In decisive management , the response is triggered when the impact of change has become unambiguous. The additional procrastination observed in the reactive management is avoided. Operating countermeasures are tried first, but in a planned systematic manner. Once the operating actions have been exhausted, the firm turns attention to a strategic response.

Planned behavior differs from the preceding two in the fact that operating and strategic countermeasures are considered at the outset. A proper combination is implemented in parallel.

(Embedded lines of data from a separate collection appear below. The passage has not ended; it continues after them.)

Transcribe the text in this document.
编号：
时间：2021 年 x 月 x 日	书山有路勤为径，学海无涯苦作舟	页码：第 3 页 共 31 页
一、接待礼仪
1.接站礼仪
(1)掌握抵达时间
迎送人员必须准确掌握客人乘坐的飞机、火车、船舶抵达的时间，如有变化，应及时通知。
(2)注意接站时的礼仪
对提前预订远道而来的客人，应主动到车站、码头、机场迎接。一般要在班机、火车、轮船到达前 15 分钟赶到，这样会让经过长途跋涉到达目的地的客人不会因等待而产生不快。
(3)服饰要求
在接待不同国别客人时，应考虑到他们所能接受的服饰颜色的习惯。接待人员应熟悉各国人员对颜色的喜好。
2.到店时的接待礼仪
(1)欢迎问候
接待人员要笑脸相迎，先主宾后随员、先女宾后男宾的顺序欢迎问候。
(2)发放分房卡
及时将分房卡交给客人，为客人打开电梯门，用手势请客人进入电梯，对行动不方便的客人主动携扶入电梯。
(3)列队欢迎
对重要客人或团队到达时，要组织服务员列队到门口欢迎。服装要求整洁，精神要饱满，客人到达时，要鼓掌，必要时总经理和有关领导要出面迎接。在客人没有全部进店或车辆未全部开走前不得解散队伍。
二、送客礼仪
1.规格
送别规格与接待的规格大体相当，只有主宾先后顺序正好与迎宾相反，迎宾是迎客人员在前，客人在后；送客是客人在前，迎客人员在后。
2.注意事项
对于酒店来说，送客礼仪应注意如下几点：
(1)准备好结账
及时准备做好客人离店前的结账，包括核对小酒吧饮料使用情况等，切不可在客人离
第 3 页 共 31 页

In both reactive and planned behavior, there is frequently an additional period of procrastination beyond the point at which the importance of the threat has become clear. This procrastination is composed of a systemic delay (due to data processing and decision making) and a behavioral delay (due to resistance from the power structure and resistance from managers who refuse to accept evidence which is at variance with experience). In planned management , the procrastination delay can waste the time advantage offered by forecasting and planning.

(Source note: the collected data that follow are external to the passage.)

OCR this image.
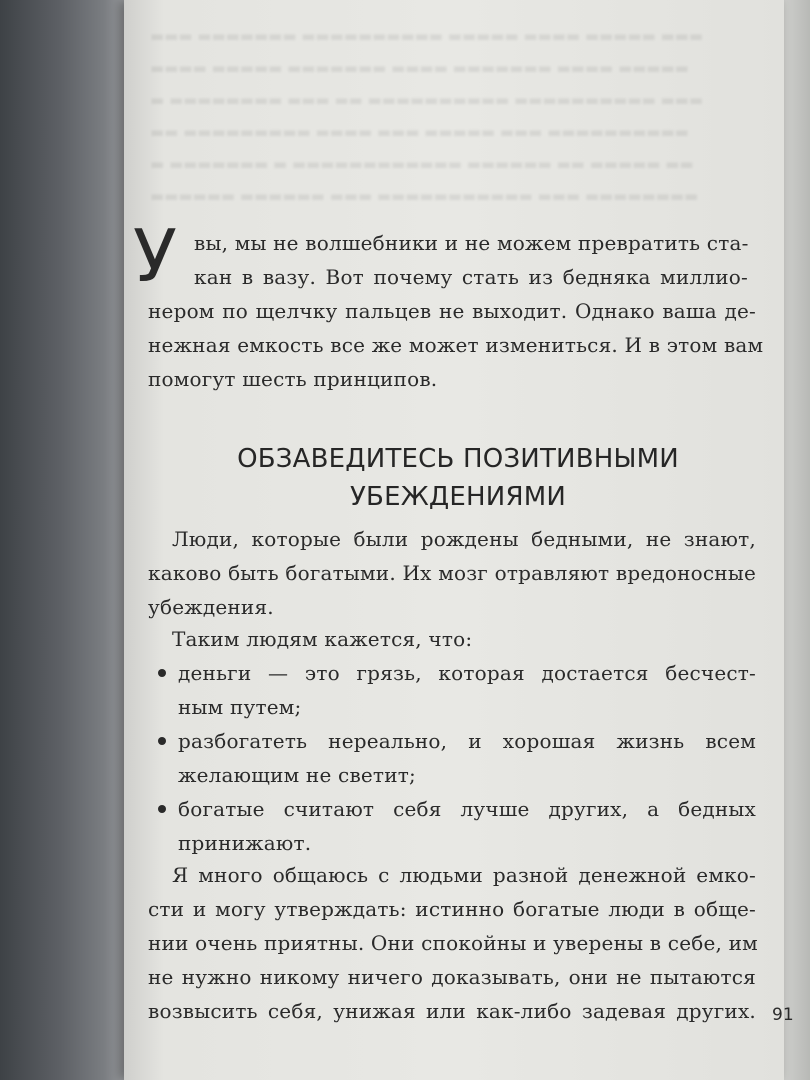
▬▬▬ ▬▬▬▬▬▬▬ ▬▬▬▬▬▬▬▬▬▬ ▬▬▬▬▬ ▬▬▬▬ ▬▬▬▬▬ ▬▬▬
▬▬▬▬ ▬▬▬▬▬ ▬▬▬▬▬▬▬ ▬▬▬▬ ▬▬▬▬▬▬▬ ▬▬▬▬ ▬▬▬▬▬
▬ ▬▬▬▬▬▬▬▬ ▬▬▬ ▬▬ ▬▬▬▬▬▬▬▬▬▬ ▬▬▬▬▬▬▬▬▬▬ ▬▬▬
▬▬ ▬▬▬▬▬▬▬▬▬ ▬▬▬▬ ▬▬▬ ▬▬▬▬▬ ▬▬▬ ▬▬▬▬▬▬▬▬▬▬
▬ ▬▬▬▬▬▬▬ ▬ ▬▬▬▬▬▬▬▬▬▬▬▬ ▬▬▬▬▬▬ ▬▬ ▬▬▬▬▬ ▬▬
▬▬▬▬▬▬ ▬▬▬▬▬▬ ▬▬▬ ▬▬▬▬▬▬▬▬▬▬▬ ▬▬▬ ▬▬▬▬▬▬▬▬
У вы, мы не волшебники и не можем превратить ста-
кан в вазу. Вот почему стать из бедняка миллио-
нером по щелчку пальцев не выходит. Однако ваша де-
нежная емкость все же может измениться. И в этом вам
помогут шесть принципов.
ОБЗАВЕДИТЕСЬ ПОЗИТИВНЫМИ
УБЕЖДЕНИЯМИ
Люди, которые были рождены бедными, не знают,
каково быть богатыми. Их мозг отравляют вредоносные
убеждения.
Таким людям кажется, что:
деньги — это грязь, которая достается бесчест-
ным путем;
разбогатеть нереально, и хорошая жизнь всем
желающим не светит;
богатые считают себя лучше других, а бедных
принижают.
Я много общаюсь с людьми разной денежной емко-
сти и могу утверждать: истинно богатые люди в обще-
нии очень приятны. Они спокойны и уверены в себе, им
не нужно никому ничего доказывать, они не пытаются
возвысить себя, унижая или как-либо задевая других. 91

All these behaviors have their place in the repertoire of management responses to threats and opportunities . In slowly changing environments, reactive management , while costly, can avert disaster. As the environment becomes more and more turbulent, it becomes necessary to use the decisive response or the planned response, if the firm is to avoid a disastrous impact.

Exercises

  1. 1.
    Compare the three behaviors described in Table 18.1 with the capability profiles presented in Chapter 8. What are the similarities and what are the differences? Which capability profiles does a firm need to assure reactive, decisive, and planned behaviors , respectively?
    Table 18.1

    Comparison of behavior in confronting a strategic threat

    Period

    Management behavior

    Reactive

    Decisive

    Planned

    Pre-trigger phase

    Delay trigger past threshold until sure of threat

    Act when rational threshold is reached

    Act in advance of threat

    Post-trigger phase

    –Assume threat as operating

    –Respond sequentially

    –Try past operational successes

    –Try retrenchment

    –Turn to strategic response

    –Assume threat as operating

    –Select optimal operating responses

    –Try responses

    –Turn to strategic response

    –Diagnose nature of threat

    –Select both optimal strategic and operating responses

    –Try strategic and operating responses

    Conditions for best cost effectiveness

    Strategically and operationally continuous environment

    Strategically continuous operationally fluctuating environment

    Both strategically and operationally discontinuous

    Appropriate turbulence level

    1–2

    2–3

    3–5

     
  2. 2.

    Prepare detailed checklists of the factors which contribute to the systemic, procrastination, political, and unfamiliarity delays. What measures can be taken within the firm to minimize each of the delays?

     
  3. 3.

    What steps can be taken to reduce the delay $$T_{R}$$?